Withdraw money from either a traditional or a Roth IRA that has been in place for at least five years in a lump sum or in partial amounts once you reach age 59 1/2. When you withdraw from a five-year Roth at age 59 1/2, you don't have to pay taxes or penalties. Report traditional IRA withdrawals as taxable income on your federal tax return. Roth IRA withdrawals are tax-exempt because taxes were paid when the money was put in. The IRS says most distributions from Roth IRAs do not have to be reported on a tax return.

Step 2

Roll over a lump sum or total fund withdrawal from a traditional IRA into an annuity, which pays monthly or other regular benefits, and escape taxation on the lump sum distribution. Report those periodic payments as regular income for tax purposes. Show annual income of $1,200, for example, if your annuity pays $100 a month.

Step 3

Take partial withdrawals from a traditional IRA, just like annuity payments, if your plan provides such an option. Withdraw sums yourself periodically if you don't set up automatic withdrawals. Have income taxes withheld when periodic distributions are made to avoid a year-end tax burden. For some withdrawals, the IRA plan must withhold 20% of the taxable amount withdrawn as a prepayment of the taxes due. If you end up overpaying the amount of taxes owed for the year, you can get a refund on your tax return.

Step 4

Begin a minimum withdrawal for traditional IRAs at age 70 1/2. Follow Internal Revenue Service computations to determine the amount of this required minimum withdrawal based on money in the IRA and the taxpayer's life expectancy. Take more than the minimum if you want, but not less. Count these withdrawals as taxable income.
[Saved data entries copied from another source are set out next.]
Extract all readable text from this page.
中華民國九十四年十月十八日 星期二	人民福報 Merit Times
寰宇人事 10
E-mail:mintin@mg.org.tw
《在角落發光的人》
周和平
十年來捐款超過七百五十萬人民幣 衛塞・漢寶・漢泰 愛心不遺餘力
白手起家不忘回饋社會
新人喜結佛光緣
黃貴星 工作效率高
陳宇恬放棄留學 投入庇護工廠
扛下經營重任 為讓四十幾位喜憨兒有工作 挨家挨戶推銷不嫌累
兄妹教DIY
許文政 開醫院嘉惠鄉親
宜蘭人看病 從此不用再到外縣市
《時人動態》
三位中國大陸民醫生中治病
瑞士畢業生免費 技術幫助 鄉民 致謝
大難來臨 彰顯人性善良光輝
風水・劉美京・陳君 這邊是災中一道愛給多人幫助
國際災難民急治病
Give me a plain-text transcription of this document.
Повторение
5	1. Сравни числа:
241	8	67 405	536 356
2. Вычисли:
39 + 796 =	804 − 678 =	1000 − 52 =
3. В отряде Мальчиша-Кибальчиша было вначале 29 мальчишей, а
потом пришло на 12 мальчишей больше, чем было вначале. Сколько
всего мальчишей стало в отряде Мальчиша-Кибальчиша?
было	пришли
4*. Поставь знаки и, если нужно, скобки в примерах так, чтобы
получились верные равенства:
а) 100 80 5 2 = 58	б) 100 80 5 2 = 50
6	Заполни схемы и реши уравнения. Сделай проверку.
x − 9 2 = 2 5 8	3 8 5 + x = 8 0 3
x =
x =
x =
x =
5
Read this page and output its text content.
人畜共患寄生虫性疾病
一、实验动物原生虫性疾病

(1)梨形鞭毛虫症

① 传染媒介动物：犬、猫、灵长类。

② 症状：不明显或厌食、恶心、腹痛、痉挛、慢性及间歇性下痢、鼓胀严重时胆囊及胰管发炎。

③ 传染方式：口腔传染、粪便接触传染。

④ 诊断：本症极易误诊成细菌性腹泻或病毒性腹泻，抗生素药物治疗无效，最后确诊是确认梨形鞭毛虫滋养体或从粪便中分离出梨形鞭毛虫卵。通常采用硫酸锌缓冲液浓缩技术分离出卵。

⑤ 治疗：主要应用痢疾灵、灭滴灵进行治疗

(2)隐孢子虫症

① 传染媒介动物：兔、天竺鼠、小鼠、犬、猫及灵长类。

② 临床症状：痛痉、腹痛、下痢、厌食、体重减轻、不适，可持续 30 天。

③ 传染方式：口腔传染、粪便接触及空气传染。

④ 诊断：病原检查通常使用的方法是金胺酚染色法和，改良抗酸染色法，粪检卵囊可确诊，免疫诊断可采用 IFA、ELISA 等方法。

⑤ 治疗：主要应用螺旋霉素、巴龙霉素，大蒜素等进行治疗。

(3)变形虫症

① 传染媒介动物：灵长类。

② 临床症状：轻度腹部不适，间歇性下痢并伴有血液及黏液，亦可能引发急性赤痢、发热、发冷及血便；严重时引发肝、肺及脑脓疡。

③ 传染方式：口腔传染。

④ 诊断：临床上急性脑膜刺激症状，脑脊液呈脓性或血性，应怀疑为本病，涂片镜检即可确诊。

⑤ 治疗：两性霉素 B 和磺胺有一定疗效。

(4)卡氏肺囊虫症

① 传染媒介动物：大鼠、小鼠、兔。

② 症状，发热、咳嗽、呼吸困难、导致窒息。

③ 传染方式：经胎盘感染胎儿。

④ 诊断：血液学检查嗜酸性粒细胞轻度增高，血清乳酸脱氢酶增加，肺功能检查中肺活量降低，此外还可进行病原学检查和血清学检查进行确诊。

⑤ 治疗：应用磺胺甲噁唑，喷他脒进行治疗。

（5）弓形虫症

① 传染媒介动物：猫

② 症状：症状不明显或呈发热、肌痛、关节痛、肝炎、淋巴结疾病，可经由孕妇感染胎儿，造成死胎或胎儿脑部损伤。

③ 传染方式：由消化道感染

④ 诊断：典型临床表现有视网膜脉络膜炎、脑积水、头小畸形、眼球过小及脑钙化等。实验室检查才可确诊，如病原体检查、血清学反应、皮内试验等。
The IRS says insufficient distributions might result in a 50 percent excise tax on amounts not distributed.

Step 5

Withdraw any amount from a Roth IRA tax-free if the IRA has been established for at least five years before age 59 1/2. You can take out money from a Roth whenever and in whatever amount you choose. Roth distributions do not have a required minimum withdrawal and can be retained past 70 1/2.